Pogacar, el ciclismo en su adn: triunfa en flandes y entra en la historia
Tadej Pogacar ha vuelto a demostrar por qué es, hoy, el rey indiscutible del ciclismo. Con una victoria demoledora en el Tour de Flandes, el esloveno iguala un récord que parecía inalcanzable, uniendo su nombre al de leyendas como Roger De Vlaeminck. No fue solo una victoria más; fue una exhibición de fuerza, inteligencia y una capacidad de sufrimiento que pocos pueden igualar.
La profecía de van der poel se cumplió a las primeras de cambio
Mathieu van der Poel, consciente de la amenaza, lo reconoció antes de la carrera: “Tadej está un escalón por encima”. Y así fue. Desde el inicio, el UAE Team Emirates impuso un ritmo infernal, desgastando al pelotón y preparando el terreno para el ataque definitivo. La ‘Oude Kwaremont–Paterberg’ se convirtió en el epicentro de la batalla, el punto de inflexión donde Pogacar demostró que no solo es fuerte, sino también un estratega consumado.

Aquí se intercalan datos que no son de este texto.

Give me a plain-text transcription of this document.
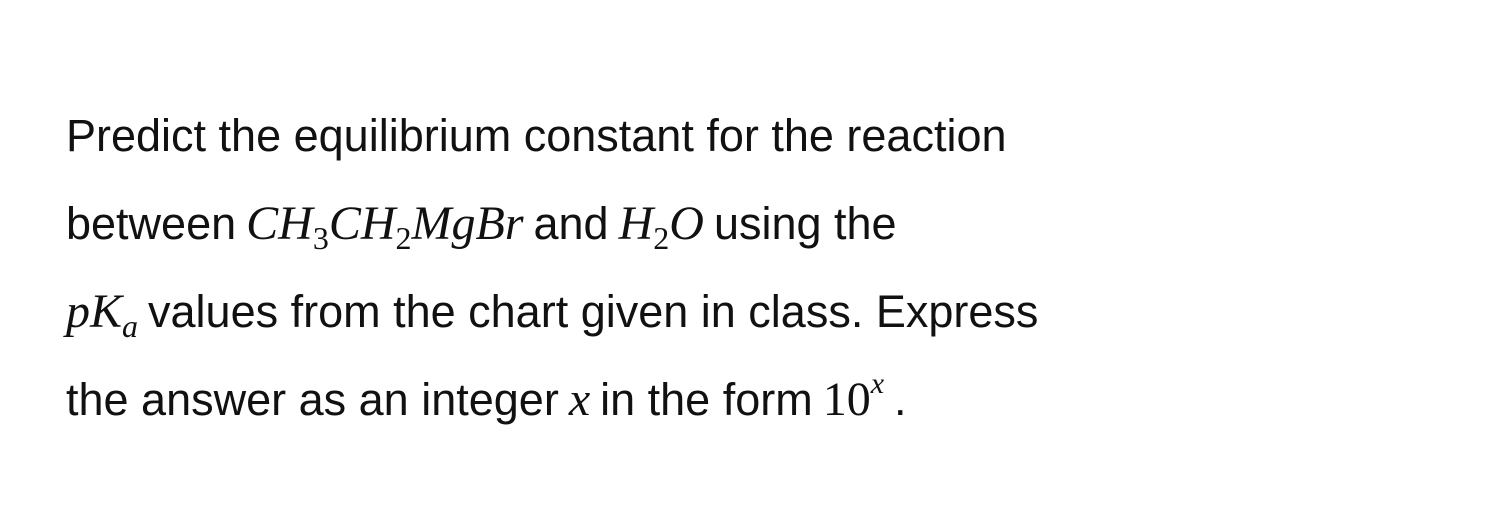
Predict the equilibrium constant for the reaction
between $CH_3CH_2MgBr$ and $H_2O$ using the
$pK_a$ values from the chart given in class. Express
the answer as an integer x in the form 10$^x$ .
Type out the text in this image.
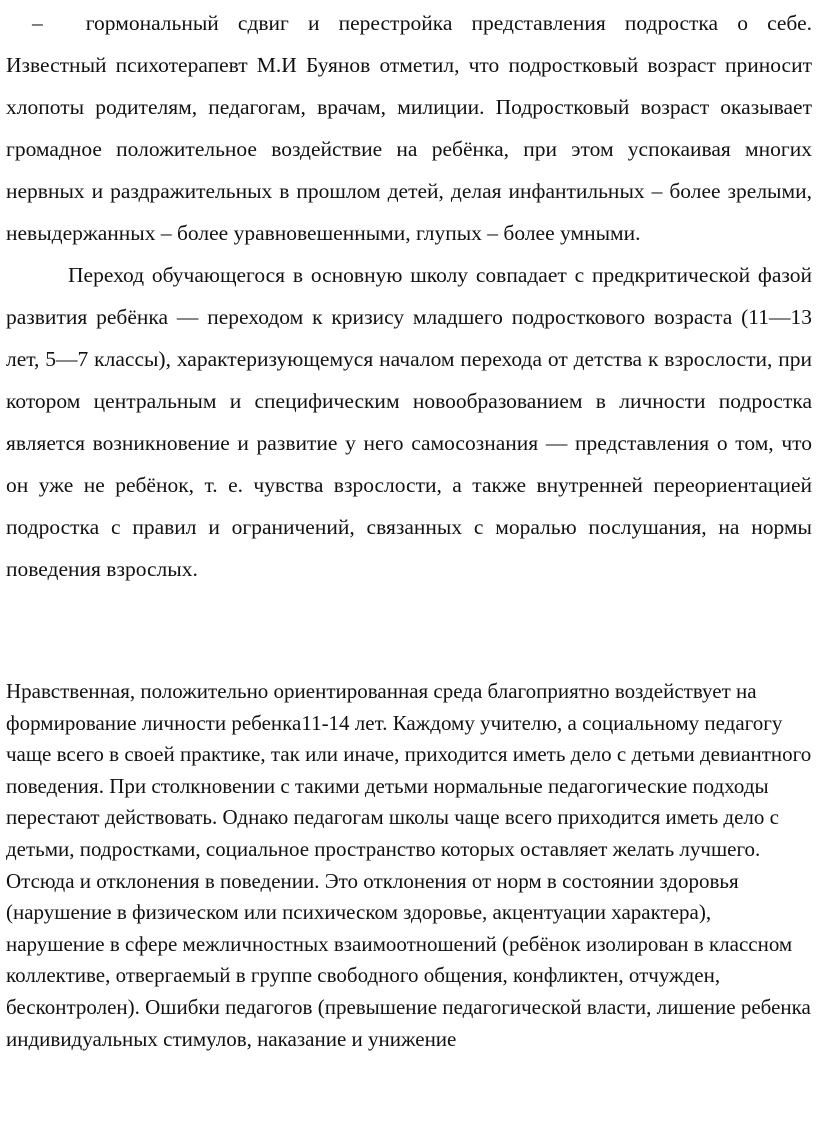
–  гормональный сдвиг и перестройка представления подростка о себе. Известный психотерапевт М.И Буянов отметил, что подростковый возраст приносит хлопоты родителям, педагогам, врачам, милиции. Подростковый возраст оказывает громадное положительное воздействие на ребёнка, при этом успокаивая многих нервных и раздражительных в прошлом детей, делая инфантильных – более зрелыми, невыдержанных – более уравновешенными, глупых – более умными.

Переход обучающегося в основную школу совпадает с предкритической фазой развития ребёнка — переходом к кризису младшего подросткового возраста (11—13 лет, 5—7 классы), характеризующемуся началом перехода от детства к взрослости, при котором центральным и специфическим новообразованием в личности подростка является возникновение и развитие у него самосознания — представления о том, что он уже не ребёнок, т. е. чувства взрослости, а также внутренней переориентацией подростка с правил и ограничений, связанных с моралью послушания, на нормы поведения взрослых.

Нравственная, положительно ориентированная среда благоприятно воздействует на формирование личности ребенка11-14 лет. Каждому учителю, а социальному педагогу чаще всего в своей практике, так или иначе, приходится иметь дело с детьми девиантного поведения. При столкновении с такими детьми нормальные педагогические подходы перестают действовать. Однако педагогам школы чаще всего приходится иметь дело с детьми, подростками, социальное пространство которых оставляет желать лучшего. Отсюда и отклонения в поведении. Это отклонения от норм в состоянии здоровья (нарушение в физическом или психическом здоровье, акцентуации характера), нарушение в сфере межличностных взаимоотношений (ребёнок изолирован в классном коллективе, отвергаемый в группе свободного общения, конфликтен, отчужден, бесконтролен). Ошибки педагогов (превышение педагогической власти, лишение ребенка индивидуальных стимулов, наказание и унижение
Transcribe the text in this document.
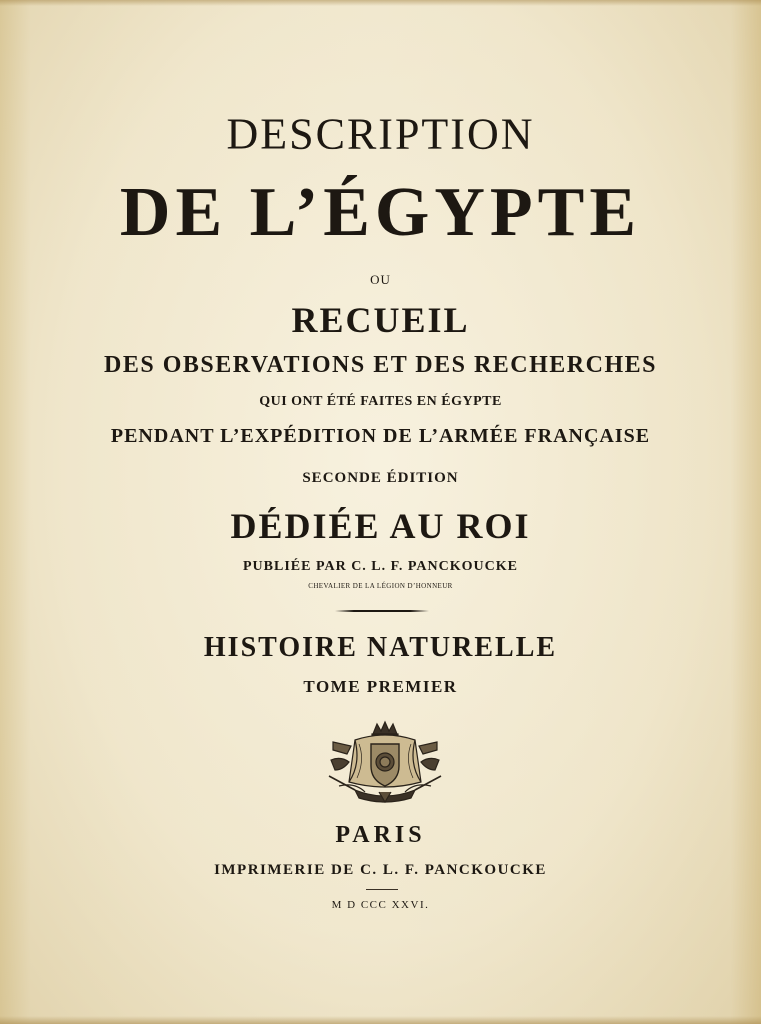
DESCRIPTION
DE L’ÉGYPTE
OU
RECUEIL
DES OBSERVATIONS ET DES RECHERCHES
QUI ONT ÉTÉ FAITES EN ÉGYPTE
PENDANT L’EXPÉDITION DE L’ARMÉE FRANÇAISE
SECONDE ÉDITION
DÉDIÉE AU ROI
PUBLIÉE PAR C. L. F. PANCKOUCKE
CHEVALIER DE LA LÉGION D’HONNEUR
HISTOIRE NATURELLE
TOME PREMIER
PARIS
IMPRIMERIE DE C. L. F. PANCKOUCKE
M D CCC XXVI.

Pero la carrera estuvo marcada por un momento surrealista. Un tren, cruzando el paso a nivel, obligó a una parada forzosa al grupo de favoritos, incluyendo a Pogacar y Evenepoel. La dirección de carrera, buscando evitar mayores incidentes, impuso una sanción al UAE, obligándolos a esperar. Un contratiempo que, lejos de amilanar al equipo, sirvió para endurecer la concentración y desplegar aún más recursos.
La imagen del día: un tren fragmentando al pelotón, un evento inesperado que alteró la dinámica de la carrera y puso a prueba la capacidad de adaptación de los ciclistas. La fuga inicial, con Dillier a la cabeza, intentó aprovechar la situación, pero el UAE, con la determinación de Bjerg y Politt, controló el ritmo y cerró la brecha.

El paterberg, el muro que sentencia
La carrera se fue afinando, kilo a kilo, y la lluvia, implacable, añadió una capa más de dificultad. El Wolvenberg y el Molenberg fueron preludios de lo que estaba por venir: el Paterberg, el muro que a menudo sentencia el Tour de Flandes. Allí, Pogacar atacó con decisión, dejando atrás a Van der Poel y, dolorosamente, a un Remco Evenepoel que luchó con valentía, pero que sucumbió ante la intensidad del ritmo.
La persecución de Evenepoel, un esfuerzo titánico para regresar al grupo de cabeza, quedó a las puertas del éxito. Pogacar, implacable, no le dio respiro, manteniendo una ventaja constante que desangró las últimas fuerzas del belga. Van Aert, atento, aprovechó la situación para colocarse en una posición ventajosa, pero la atención de todos estaba centrada en el duelo final entre Pogacar y Van der Poel.
El último paso por el encadenado ‘Oude Kwaremont-Paterberg’ fue el escenario del desenlace. Pogacar, con una explosión de energía, soltó a Van der Poel, dejando atrás el último vestigio de resistencia. La contrarreloj final, un trámite para el esloveno, selló una victoria histórica y consolidó su leyenda en el ciclismo.
Tres Tours de Flandes, un palmarés que lo coloca en la cima de la historia de esta icónica carrera. Pogacar no solo ha ganado; ha dominado, ha impuesto su ley y ha redefinido los límites de lo posible. Su victoria es un recordatorio de que, en el ciclismo, como en la vida, la fuerza, la inteligencia y la perseverancia son las claves del éxito.